Наступившее следом молчание не было неловким — оно было грубым и глупым. Точно пьяный, распустивший слюни студент, оно моталось по отдающему модным минимализмом пентхаузу, натыкаясь на массивные голубые диваны, на огромный кофейный столик, на полированного дерева цоколи, подпиравшие девять мониторов «Катодного Нарцисса». Дориан так легко поддавался чужому влиянию — оба они это знали. Он перенимал стили, манеры, даже привычки других людей так же, как кухонное полотенце впитывает пролитое молоко. И имело ли смысл плакаться по этому поводу? Когда Дориан только еще начал спать с Элен, он пристрастился к «Лапсанг сушонгу», — теперь его учил заваривать чай кто-то другой. Конечно, она знала, что Дориан педераст, но только так, как все мы знаем, что нам предстоит умереть.

И все же, она расстегнула верх своего платья — стопроцентный хлопок в неровных серых и черных квадратах, похожий на нарисованную дошкольником шотландку. Покрой его смутно напоминал 1920-е: средней длины, с тесным лифом и низким поясом. Запомните, чтобы узнать, сколько раз воскресал тот или иной стиль, нужно разделить десятилетие очередного его воскрешения на десятилетие его же рождения. Эта формула справедлива для всего двадцатого века, бывшего арифметической культурной прогрессией модальных повторов. Но мы отвлекаемся.

Она расстегнула платье, дабы выставить напоказ мишеневидные груди — коричневое на белом на коричневом. Коричневые сосцы на белом мясе, наросшем поверх коричневой реберной клетки. Она еще не настолько порвала с изначальной своей средой, чтобы загорать без лифчика. Она расстегнула платье, дабы показать ласковый ландшафт своего тела, его мягкий суглинок и еще более мягкие заросли. Она позволила платью спасть с ее теплых, осыпанных родинками плеч и застыла в усвоенной тем же десятилетием позе «ар деко», проведя ладонью по остриженной «под мальчика» голове, прежде чем нырнуть ласточкой в здесь и сейчас пентхауза. Она удерживала позицию — руки за спиной, грудь выставлена вперед, ни дать ни взять, фигурка на автомобильном капоте.

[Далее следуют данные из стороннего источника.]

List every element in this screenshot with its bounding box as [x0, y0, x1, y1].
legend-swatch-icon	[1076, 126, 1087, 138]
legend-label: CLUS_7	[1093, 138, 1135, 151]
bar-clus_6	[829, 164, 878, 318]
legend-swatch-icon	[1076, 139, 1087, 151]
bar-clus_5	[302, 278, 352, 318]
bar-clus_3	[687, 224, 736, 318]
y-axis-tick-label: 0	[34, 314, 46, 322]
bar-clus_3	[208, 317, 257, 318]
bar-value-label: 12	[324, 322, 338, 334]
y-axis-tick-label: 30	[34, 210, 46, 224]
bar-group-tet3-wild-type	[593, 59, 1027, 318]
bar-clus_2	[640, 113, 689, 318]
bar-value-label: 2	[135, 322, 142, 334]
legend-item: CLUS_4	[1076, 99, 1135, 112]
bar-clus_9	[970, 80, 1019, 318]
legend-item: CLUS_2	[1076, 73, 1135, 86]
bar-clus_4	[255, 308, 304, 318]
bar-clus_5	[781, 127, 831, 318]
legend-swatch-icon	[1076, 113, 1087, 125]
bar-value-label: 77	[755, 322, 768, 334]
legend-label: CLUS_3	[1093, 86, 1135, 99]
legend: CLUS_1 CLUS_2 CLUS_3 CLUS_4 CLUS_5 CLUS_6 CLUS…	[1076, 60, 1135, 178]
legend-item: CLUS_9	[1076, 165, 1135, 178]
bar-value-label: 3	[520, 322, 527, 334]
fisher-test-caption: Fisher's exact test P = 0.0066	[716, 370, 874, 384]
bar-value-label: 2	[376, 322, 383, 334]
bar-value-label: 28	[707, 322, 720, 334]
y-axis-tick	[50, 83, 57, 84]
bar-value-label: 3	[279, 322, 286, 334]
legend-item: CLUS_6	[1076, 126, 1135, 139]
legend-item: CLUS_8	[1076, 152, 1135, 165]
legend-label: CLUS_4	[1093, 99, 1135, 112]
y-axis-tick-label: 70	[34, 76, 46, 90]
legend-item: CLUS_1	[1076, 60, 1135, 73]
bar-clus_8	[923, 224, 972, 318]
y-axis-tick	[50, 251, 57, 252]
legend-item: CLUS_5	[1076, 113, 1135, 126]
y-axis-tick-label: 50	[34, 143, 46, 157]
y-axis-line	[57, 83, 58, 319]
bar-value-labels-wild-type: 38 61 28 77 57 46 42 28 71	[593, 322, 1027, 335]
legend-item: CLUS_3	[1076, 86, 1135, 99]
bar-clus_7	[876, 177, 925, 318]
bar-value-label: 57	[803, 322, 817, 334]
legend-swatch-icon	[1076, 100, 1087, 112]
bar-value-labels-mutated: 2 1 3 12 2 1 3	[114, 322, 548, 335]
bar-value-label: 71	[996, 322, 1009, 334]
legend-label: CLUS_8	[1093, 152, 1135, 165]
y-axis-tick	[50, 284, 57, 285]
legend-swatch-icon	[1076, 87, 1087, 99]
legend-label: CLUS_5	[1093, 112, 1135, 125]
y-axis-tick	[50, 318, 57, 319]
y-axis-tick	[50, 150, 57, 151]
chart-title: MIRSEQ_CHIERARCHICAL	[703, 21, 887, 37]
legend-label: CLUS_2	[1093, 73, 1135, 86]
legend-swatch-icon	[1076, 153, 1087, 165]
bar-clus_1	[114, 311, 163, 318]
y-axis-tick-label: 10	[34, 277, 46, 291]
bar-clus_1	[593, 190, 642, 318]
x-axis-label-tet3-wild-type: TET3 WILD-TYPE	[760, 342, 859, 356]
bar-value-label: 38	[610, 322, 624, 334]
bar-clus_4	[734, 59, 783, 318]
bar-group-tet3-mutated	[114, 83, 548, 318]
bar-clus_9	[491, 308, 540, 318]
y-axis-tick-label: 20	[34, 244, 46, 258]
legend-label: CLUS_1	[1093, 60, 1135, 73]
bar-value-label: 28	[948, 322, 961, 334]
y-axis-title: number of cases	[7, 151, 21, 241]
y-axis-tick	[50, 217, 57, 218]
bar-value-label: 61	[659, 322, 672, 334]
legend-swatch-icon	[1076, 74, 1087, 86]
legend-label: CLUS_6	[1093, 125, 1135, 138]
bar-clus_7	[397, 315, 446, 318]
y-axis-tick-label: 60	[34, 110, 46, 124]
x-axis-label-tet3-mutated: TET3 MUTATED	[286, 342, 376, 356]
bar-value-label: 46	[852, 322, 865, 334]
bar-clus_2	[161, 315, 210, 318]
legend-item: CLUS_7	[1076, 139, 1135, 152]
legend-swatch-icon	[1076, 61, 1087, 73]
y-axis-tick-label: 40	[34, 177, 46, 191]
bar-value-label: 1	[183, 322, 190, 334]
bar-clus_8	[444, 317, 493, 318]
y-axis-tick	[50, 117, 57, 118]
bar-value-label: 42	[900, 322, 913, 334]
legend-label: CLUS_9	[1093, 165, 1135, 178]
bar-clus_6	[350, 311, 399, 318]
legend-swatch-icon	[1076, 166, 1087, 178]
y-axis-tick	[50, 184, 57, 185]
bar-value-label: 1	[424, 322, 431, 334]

Дориан — который, даже обнажаясь, казался облаченным в застегнутый до горла костюм дельфийского возничего — никогда не выглядел более одетым, чем сейчас. Он прислонился спиной к стене — белые манжеты рубашки подвернуты на гладких предплечьях, парящий чай, поблескивающая грудь.

— Значит, больше ты со мной встречаться не станешь, никогда?

Невинный гамбит Элен потерпел неудачу, и она присела с неловкой небрежностью женщины, у которой нет ни скромности, ни привлекательности, ибо у нее отняли и то, и другое.

— Ну почему же, стану. Мы же друзья. Мы были друзьями еще до того, как начали трахаться. Хорошими, я надеюсь, друзьями.

— Но это означает, что ты не любишь меня, так?

— Элен, то, что я мастурбирую, не значит, что я влюблен в мою руку.

— Ты занимался этим со мной и тебе нравилось. В чем дело? Или я недостаточно для тебя похожа на мальчика?

Вот именно. На мальчика она никак уж не походила. Более того, короткая стрижка, прямые линии платья эпохи модерн — все это лишь на миг отвело нам глаза, а как только обман открылся, мы ощутили себя более, чем обманутыми: вопиющей женственностью Элен, ее обильными грудями, штриховым ореолом волос, полными бедрами, всей ее оскорбительной пышностью.

— Генри Уоттон не мальчик, — авторитетным тоном заявил Дориан, — он мужчина.

— Чем… чем ты с ним занимаешься? Он… он содомизирует тебя? — Элен старалась, как могла, и все-таки слово это, произнесенное ею с чистым выговором девушки из «Пони клуба», прозвучало как до смешного технический термин.

— На самом деле, это я ему вставляю. Ему так больше нравится. Удивительное дело, Элен, — Дориана охватило животное оживление, — когда я беру его, он становится уступчивым и темпераментным, точно потерявшая голову старая дева. Поразительное преображение.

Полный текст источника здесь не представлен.